Abdullah Gül'ün açıklamaları şöyle:
"Lübnan’a gidecek asker sayımız bin civarında olacak. Asker gönderme konusunda TSK ile bir görüş ayrılığımız yok. Demokratik bir ülkede hükümet ordu ve bakanlıkları taraf gibi göstermek en büyük yanlışlardan birisi olur.
Hizbullah Lübnan’ın bir parçası. Orada bir ordu falan değil. Taksicidir, esnaftır. Siyasi bir harekettir. Lübnan hükümeti içerisinde bakanları vardır. 1701 sayılı karara Lübnan hükümeti de Hizbullah’ta tamam demiştir. Kendi aralarında bir mutabakatı vardır. İç düzenleri ile ilgili olarak.
Oraya asker gönderen bütün ülkeler açıklamalarda bulunmuştur. Bizde BM’ye görüşlerimizi açıklarken temsilcimiz bunu yazılı olarak vermiştir. Angajman kuralları nedir? Sizin yetkilerinizi belirler. Yani 30-40 sayfalık kurallar manzumesidir. Silah nedir? Ateş nedir? Silahlı güç Nedir? Açıklama getirir. Süngü süngüye savaş söz konusu değildir.
BM Komutanına Hizbullah’ı silahsızlandır diye bir yetki vermiyor. Ordu ve Polisin dışında hiç kimse silahla ortada dolaşamayacak. Bunlar kendi aralarında vardıkları mutabakatlardır. Buna muhalif görev istenemeyecek. Lübnan içerisinde silahla dolaşanları Lübnan ordusu engelleyecek.
Bizim öngördüğümüzün dışında bir görev verilmek istenirse biz oradaki güçlerimizi geri çekeriz. İnsani yardım görevimizi savaş sırasında da yaptık. Bunun gibi faaliyetleri yapmak için gidiyoruz. Ancak risk her zaman var.
Biz niçin askerimizi Lübnan’a gönderiyoruz. PKK konusunda bize hiçbir kimse yardım etmezken? Deniliyor.

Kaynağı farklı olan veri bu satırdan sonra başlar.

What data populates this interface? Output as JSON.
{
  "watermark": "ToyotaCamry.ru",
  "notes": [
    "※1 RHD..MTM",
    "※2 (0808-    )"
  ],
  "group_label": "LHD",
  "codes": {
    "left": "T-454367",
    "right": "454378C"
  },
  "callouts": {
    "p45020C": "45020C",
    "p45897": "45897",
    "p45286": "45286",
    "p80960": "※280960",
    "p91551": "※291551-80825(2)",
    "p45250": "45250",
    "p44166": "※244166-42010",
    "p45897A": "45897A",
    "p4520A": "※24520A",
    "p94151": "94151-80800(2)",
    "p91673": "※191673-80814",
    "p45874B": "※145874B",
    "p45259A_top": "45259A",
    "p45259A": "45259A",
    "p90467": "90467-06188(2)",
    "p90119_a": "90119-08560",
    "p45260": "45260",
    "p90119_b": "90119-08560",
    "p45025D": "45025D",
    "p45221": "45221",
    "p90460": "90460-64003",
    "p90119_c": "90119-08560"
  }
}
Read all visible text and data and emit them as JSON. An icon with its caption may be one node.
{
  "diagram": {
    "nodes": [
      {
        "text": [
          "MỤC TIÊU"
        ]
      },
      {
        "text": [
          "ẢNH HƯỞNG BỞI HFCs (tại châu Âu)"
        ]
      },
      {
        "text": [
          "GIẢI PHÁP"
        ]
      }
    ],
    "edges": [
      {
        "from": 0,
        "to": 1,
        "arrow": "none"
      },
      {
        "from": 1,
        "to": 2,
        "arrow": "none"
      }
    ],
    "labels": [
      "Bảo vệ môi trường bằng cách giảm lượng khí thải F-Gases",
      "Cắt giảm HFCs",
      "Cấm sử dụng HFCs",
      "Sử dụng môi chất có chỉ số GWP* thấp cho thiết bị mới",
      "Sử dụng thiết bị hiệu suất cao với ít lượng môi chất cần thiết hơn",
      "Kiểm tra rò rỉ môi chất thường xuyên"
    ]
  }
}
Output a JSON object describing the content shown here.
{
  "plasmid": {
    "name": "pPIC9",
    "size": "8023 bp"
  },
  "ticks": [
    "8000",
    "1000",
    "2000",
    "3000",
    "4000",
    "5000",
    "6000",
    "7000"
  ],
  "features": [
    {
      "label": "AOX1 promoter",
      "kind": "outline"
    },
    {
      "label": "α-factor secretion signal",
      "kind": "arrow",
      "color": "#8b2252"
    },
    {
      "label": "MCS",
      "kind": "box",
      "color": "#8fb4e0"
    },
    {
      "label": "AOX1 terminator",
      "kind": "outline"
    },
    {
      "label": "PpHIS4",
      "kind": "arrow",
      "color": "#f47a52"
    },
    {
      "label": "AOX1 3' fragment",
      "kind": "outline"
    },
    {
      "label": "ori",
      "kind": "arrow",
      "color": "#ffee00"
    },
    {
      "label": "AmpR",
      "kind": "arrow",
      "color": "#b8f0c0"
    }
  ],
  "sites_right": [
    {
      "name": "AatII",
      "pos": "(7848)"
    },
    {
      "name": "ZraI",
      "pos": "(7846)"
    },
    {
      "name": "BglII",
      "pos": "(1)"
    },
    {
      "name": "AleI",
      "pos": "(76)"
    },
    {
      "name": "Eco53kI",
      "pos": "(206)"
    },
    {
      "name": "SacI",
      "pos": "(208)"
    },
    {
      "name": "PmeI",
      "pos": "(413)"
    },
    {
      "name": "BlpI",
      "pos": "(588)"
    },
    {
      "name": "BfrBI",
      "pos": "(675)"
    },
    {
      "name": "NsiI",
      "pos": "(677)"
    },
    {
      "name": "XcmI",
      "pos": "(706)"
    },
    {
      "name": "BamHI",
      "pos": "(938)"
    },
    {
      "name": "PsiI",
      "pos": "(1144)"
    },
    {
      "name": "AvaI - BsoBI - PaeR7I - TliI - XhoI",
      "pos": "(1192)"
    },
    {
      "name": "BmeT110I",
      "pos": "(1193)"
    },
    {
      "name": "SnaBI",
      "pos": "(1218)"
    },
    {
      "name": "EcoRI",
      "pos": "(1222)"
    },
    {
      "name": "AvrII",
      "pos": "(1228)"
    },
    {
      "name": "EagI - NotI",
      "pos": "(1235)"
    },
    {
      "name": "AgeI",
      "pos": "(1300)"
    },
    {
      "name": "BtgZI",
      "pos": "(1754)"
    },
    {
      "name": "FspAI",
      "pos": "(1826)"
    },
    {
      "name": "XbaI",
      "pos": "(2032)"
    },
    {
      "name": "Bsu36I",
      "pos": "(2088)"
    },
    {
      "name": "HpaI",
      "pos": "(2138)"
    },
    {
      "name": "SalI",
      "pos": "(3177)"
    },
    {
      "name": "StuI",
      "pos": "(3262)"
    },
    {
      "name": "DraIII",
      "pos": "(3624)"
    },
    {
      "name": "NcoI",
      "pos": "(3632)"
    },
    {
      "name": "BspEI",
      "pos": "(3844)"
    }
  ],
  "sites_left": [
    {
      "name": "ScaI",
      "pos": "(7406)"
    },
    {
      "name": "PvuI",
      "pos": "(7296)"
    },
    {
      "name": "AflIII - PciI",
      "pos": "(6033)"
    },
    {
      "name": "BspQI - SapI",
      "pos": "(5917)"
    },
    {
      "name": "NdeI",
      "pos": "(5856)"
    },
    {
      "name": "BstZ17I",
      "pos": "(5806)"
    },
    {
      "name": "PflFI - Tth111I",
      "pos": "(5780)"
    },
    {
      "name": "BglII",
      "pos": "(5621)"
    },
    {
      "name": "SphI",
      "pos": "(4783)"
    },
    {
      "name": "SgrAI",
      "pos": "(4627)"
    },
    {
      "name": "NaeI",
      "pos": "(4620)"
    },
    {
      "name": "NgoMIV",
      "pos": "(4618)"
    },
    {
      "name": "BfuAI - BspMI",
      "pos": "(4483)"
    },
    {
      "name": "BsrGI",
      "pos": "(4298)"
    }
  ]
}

Baykal ve arkadaşlarını bilgilendirdik. CHP Dışişleri Bakanlığımızdan istediler. Herkes bilgilere dayanılarak eleştirilerini yapsın dedim. Bunlar gayet normal şeylerdir.
Terörle mücadeleye devam edeceğiz. Terörün kendi içerisindeki boyutları da çok farklı olur. Acıların daha da büyümemesi için istikrara katkı sağlamamız gerekir. Türkiye bunun üstesinden gelecektir.
Lübnan siz herkes ile konuşabilen tek ülkesiniz dediler.. Bunun için İsrail’de Lübnan’da orada olmamızı istedi.
Biz oraya gidersek ona düşman başkasına taraftar olacak değiliz. Biz orada barışı sağlamak için olacağız.
Şehit cenazelerinde çok sert tepkiler gelmeye başladı.?
Hiç bir ülke kendi güvenliğinin başka bir ülkeye emanet etmez. Bizdeki terörün farklı bir yönü olsa da terör terördür. Bununla mücadelede bütün yollar kullanılmaktadır. Jandarmadan bize telefon geldiğinde yüreğimiz sızlar acaba bir şehit var mı? Türkiye de terör yapmaya hiç bir kimseye hakkı yoktur. Bütün güvenlik kuvvetlerimiz dikkatli ve uzun soluklu bir çalışma içerisindedir."